Jury instructions are within the discretion of the trial court and will be reversed only upon a showing of an abuse of that discretion. Geiger v. State, 721 N.E.2d 891, 894 (Ind.Ct.App.1999). The purpose of instructions is to inform the jury of the law applicable to the facts of the particular case. Clark v. State, 732 N.E.2d 1225, 1230 (Ind.Ct.App.2000). To be erroneous, the instructions must either as a whole misstate the law or otherwise mislead the jury. Id.

"A jury instruction will be found to violate the Fourteenth Amendment where it is reasonably likely that the jury interpreted the instruction as shifting to the defendant a burden of persuasion on the intent element." Winegeart v. State, 665 N.E.2d 893, 903 (Ind.1996). Our threshold inquiry is to determine whether the challenged jury instruction created a mandatory presumption or merely a permissive inference. Id. at 903-04. "A mandatory presumption instructs the jury that it must infer the presumed facts if the State proves certain predicate facts." Id. at 904 (emphasis added) (quotation omitted). On the other hand, "[a] permissive inference suggests to the jury a possible conclusion to be drawn if the State proves predicate facts, but does not require the jury to draw that conclusion." Id. (quotation omitted). Furthermore, phrases such as "may infer," "may look to," and "may consider" create permissive inferences, not mandatory presumptions.
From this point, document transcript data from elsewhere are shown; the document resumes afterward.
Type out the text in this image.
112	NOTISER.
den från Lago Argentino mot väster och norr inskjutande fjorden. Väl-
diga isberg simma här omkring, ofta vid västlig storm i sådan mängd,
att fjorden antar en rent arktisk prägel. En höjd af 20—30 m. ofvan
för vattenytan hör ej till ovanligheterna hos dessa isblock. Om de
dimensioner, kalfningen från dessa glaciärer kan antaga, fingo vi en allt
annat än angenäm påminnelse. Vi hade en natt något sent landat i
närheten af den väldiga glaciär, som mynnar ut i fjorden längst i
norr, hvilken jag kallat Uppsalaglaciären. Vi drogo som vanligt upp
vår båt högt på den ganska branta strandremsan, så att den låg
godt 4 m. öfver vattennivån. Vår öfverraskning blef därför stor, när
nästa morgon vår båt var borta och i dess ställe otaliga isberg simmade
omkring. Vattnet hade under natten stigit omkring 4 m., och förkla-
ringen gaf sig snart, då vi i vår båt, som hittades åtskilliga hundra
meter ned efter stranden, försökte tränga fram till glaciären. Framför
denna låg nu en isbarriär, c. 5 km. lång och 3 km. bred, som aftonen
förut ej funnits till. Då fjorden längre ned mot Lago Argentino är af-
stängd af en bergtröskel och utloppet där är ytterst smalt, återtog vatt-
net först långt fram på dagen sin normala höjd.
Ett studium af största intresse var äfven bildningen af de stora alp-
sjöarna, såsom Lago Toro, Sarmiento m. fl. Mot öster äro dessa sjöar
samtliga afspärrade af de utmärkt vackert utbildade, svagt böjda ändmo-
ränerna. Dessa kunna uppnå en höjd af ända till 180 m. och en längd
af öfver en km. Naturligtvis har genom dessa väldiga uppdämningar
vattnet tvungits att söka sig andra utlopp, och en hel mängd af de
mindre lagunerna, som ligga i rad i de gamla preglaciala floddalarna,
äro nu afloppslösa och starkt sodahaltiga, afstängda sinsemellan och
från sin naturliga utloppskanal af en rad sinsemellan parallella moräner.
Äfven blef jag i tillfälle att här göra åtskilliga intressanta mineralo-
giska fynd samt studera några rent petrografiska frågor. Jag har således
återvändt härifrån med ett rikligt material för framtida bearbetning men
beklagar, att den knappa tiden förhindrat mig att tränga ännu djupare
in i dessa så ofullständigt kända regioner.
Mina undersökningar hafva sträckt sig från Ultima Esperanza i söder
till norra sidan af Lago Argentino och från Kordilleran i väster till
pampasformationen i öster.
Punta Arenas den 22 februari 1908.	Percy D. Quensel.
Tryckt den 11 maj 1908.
Id. Because the jury instruction at issue here utilized the phrase "may infer," it did not create a mandatory presumption. Therefore, the trial court did not abuse its discretion in giving it.

Judgment affirmed.

BAKER, J., and BARNES, J., concur.

ORDER

This Court having heretofore handed down its opinion in this appeal on October 22, 2002, marked Memorandum Decision, Not for Publication.

Comes now the Appellee, by counsel, and files herein Verified Motion for Publication of Memorandum Decision, alleging therein that said decision involves a factual issue of unique interest and substantial public importance and clarifies an existing rule of law and provides guidance and clarity in the adjudication of cases involving neglect of a dependent when that dependent is an elderly adult.

The Court having examined said Motion, having reviewed its opinion in this case, and being duly advised, now finds that the Appellee's Motion for Publication of Memorandum Decision should be granted and *538 this court's opinion in this appeal should now be ordered published.

IT IS THEREFORE ORDERED as follows:

1. The Appellee's Verified Motion for Publication of Memorandum Decision is granted and this Court's opinion heretofore handed down in this appeal on October 22, 2002, marked Memorandum Decision, Not for Publication, is now ordered published.

NOTES

[1] Walgamuth also tenders what he has denominated a pro se "Notice" in which he alleges that the State's brief is "misleading," "erroneous," and "tortiuous" [sic]. Because Walgamuth is represented by counsel in this appeal, we therefore deny his notice.

[2] Ind.Code § 35-42-2-1.5(2).

[3] Ind.Code § 35-46-1-4(a)(1).

[4] This instruction also provided that "[t]he law does not require a direct statement of intent by a defendant to prove the intent to commit a particular crime." Appellant's App. p. 51. To the extent that Walgamuth argues that this part of the instruction inappropriately commented on his right not to testify, he has waived this issue for failing to present a cogent argument and authority in support. Diaz v. State, 753 N.E.2d 724, 728 n. 4 (Ind. Ct.App.2001), trans. denied.